“Kiedy jesteś dzieciakiem, jeżdżącym na kartach, chcesz być kierowcą F1. To było coś, o czym marzyłem całe życie i udało mi się. Miałem mocną pozycję w padoku. I wówczas, z dnia na dzień, z powodu wypadku, wszystko przepadło. Zniknęło. To nie było łatwe.”
“W zeszłym roku pracowałem trochę w symulatorze Mercedesa, ale z moimi ograniczeniami nie jestem w stanie prowadzić samochodu F1 na niektórych torach jak Monte Carlo czy Singapur, gdzie są ciasne zakręty. Nie mam możliwości wykonania ruchu obrotowego w nadgarstku i przedramieniu. W samochodach turystycznych i rajdowych mogę skorygować ramieniem, ale w F1 miejsce w kokpicie jest zbyt ograniczone, jest zbyt ciasno.”

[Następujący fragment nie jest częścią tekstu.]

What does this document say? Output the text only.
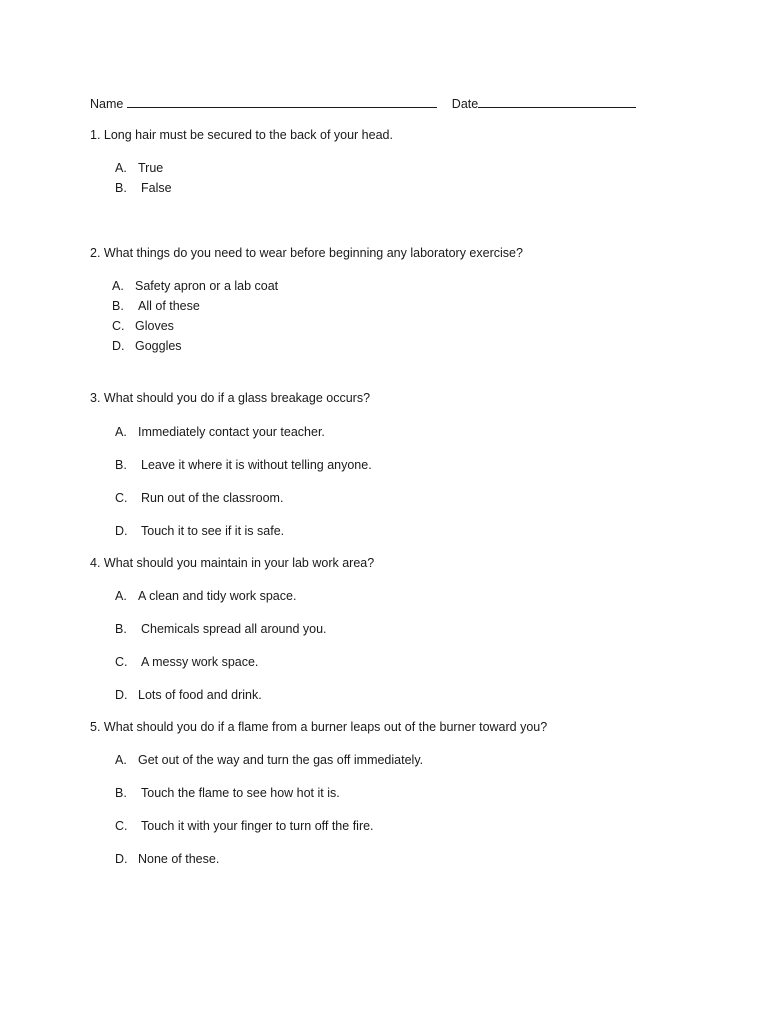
Name	Date
1. Long hair must be secured to the back of your head.
A. True
B. False
2. What things do you need to wear before beginning any laboratory exercise?
A. Safety apron or a lab coat
B. All of these
C. Gloves
D. Goggles
3. What should you do if a glass breakage occurs?
A. Immediately contact your teacher.
B. Leave it where it is without telling anyone.
C. Run out of the classroom.
D. Touch it to see if it is safe.
4. What should you maintain in your lab work area?
A. A clean and tidy work space.
B. Chemicals spread all around you.
C. A messy work space.
D. Lots of food and drink.
5. What should you do if a flame from a burner leaps out of the burner toward you?
A. Get out of the way and turn the gas off immediately.
B. Touch the flame to see how hot it is.
C. Touch it with your finger to turn off the fire.
D. None of these.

“W zeszłym roku był plan, żeby zrobić test w samochodzie F1 i było to tak zaaranżowane, że mógłbym go zrobić. Ale pojawiło się pytanie “Co dalej?”. Kolejny krok nie jest możliwy dla mnie z uwagi na ograniczenia. Nie zrobiłem tego, bo chciałem siebie chronić. Było zbyt duże ryzyko, że mógłbym się dobrze bawić, a wtedy… to tak jakby wziąć nóż i wbić go sobie prosto w klatkę piersiową.”

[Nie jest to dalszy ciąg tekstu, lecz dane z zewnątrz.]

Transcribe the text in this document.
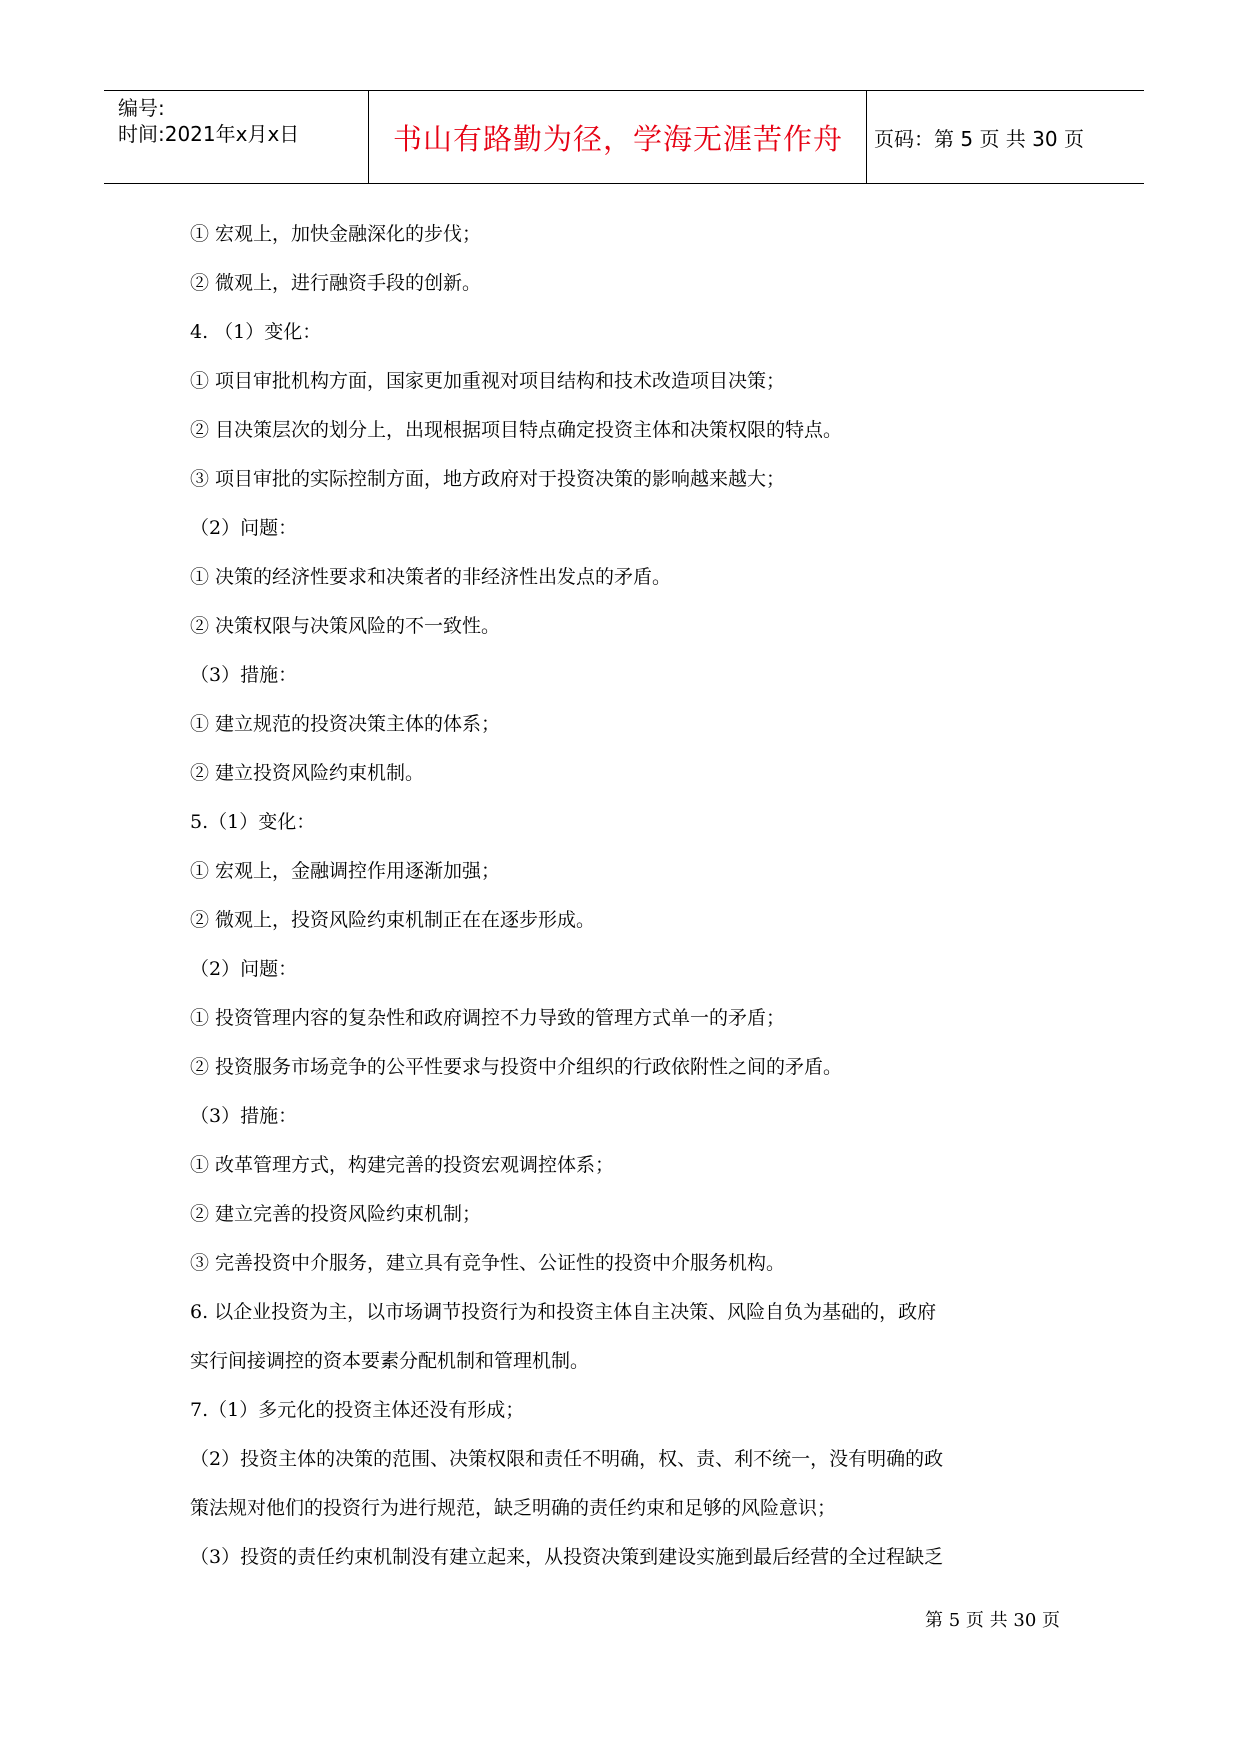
编号:
时间:2021年x月x日	书山有路勤为径，学海无涯苦作舟	页码：第 5 页 共 30 页
① 宏观上，加快金融深化的步伐；
② 微观上，进行融资手段的创新。
4. （1）变化：
① 项目审批机构方面，国家更加重视对项目结构和技术改造项目决策；
② 目决策层次的划分上，出现根据项目特点确定投资主体和决策权限的特点。
③ 项目审批的实际控制方面，地方政府对于投资决策的影响越来越大；
（2）问题：
① 决策的经济性要求和决策者的非经济性出发点的矛盾。
② 决策权限与决策风险的不一致性。
（3）措施：
① 建立规范的投资决策主体的体系；
② 建立投资风险约束机制。
5.（1）变化：
① 宏观上，金融调控作用逐渐加强；
② 微观上，投资风险约束机制正在在逐步形成。
（2）问题：
① 投资管理内容的复杂性和政府调控不力导致的管理方式单一的矛盾；
② 投资服务市场竞争的公平性要求与投资中介组织的行政依附性之间的矛盾。
（3）措施：
① 改革管理方式，构建完善的投资宏观调控体系；
② 建立完善的投资风险约束机制；
③ 完善投资中介服务，建立具有竞争性、公证性的投资中介服务机构。
6. 以企业投资为主，以市场调节投资行为和投资主体自主决策、风险自负为基础的，政府
实行间接调控的资本要素分配机制和管理机制。
7.（1）多元化的投资主体还没有形成；
（2）投资主体的决策的范围、决策权限和责任不明确，权、责、利不统一，没有明确的政
策法规对他们的投资行为进行规范，缺乏明确的责任约束和足够的风险意识；
（3）投资的责任约束机制没有建立起来，从投资决策到建设实施到最后经营的全过程缺乏
第 5 页 共 30 页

“Czy myślę o F1? Tak i nie. Musisz żyć tym, co przed tobą, a nie wspomnieniami. Mógłbym jeździć na wyścigi i mieć więcej kontaktu z moimi przyjaciółmi i ludźmi, których znam w F1. Jednak zdecydowałem się tego unikać. Nie dlatego, że nie jestem koleżeński, tylko dlatego, że to budzi wspomnienia.”
“Przez pierwsze dwa lata po wypadku byłem skupiony na powrocie do zdrowia, więc było mi łatwiej oglądać wyścigi. Teraz jest trudniej. Nie dlatego, że widzę Lewisa i Nico walczących o tytuł, których znam od młodego wieku, bo ścigałem się z nimi w kartingu od 98 roku, ale dlatego, że tęsknię za jazdą z nimi.”
“Pogodzę się z tym, jeśli nigdy nie będę w stanie jeździć bolidem F1 i być konkurencyjnym. Byłoby lepiej, gdybym mógł, ale wiem, że czas gra na moją niekorzyść. Kiedy nie możesz czegoś mieć, masz to, na co sobie zapracowałeś. Jeśli nie możesz zjeść steku, zjesz jajko lub nie zjesz nic. Więc koniec końców zjesz to jajko i będziesz z tego zadowolony.”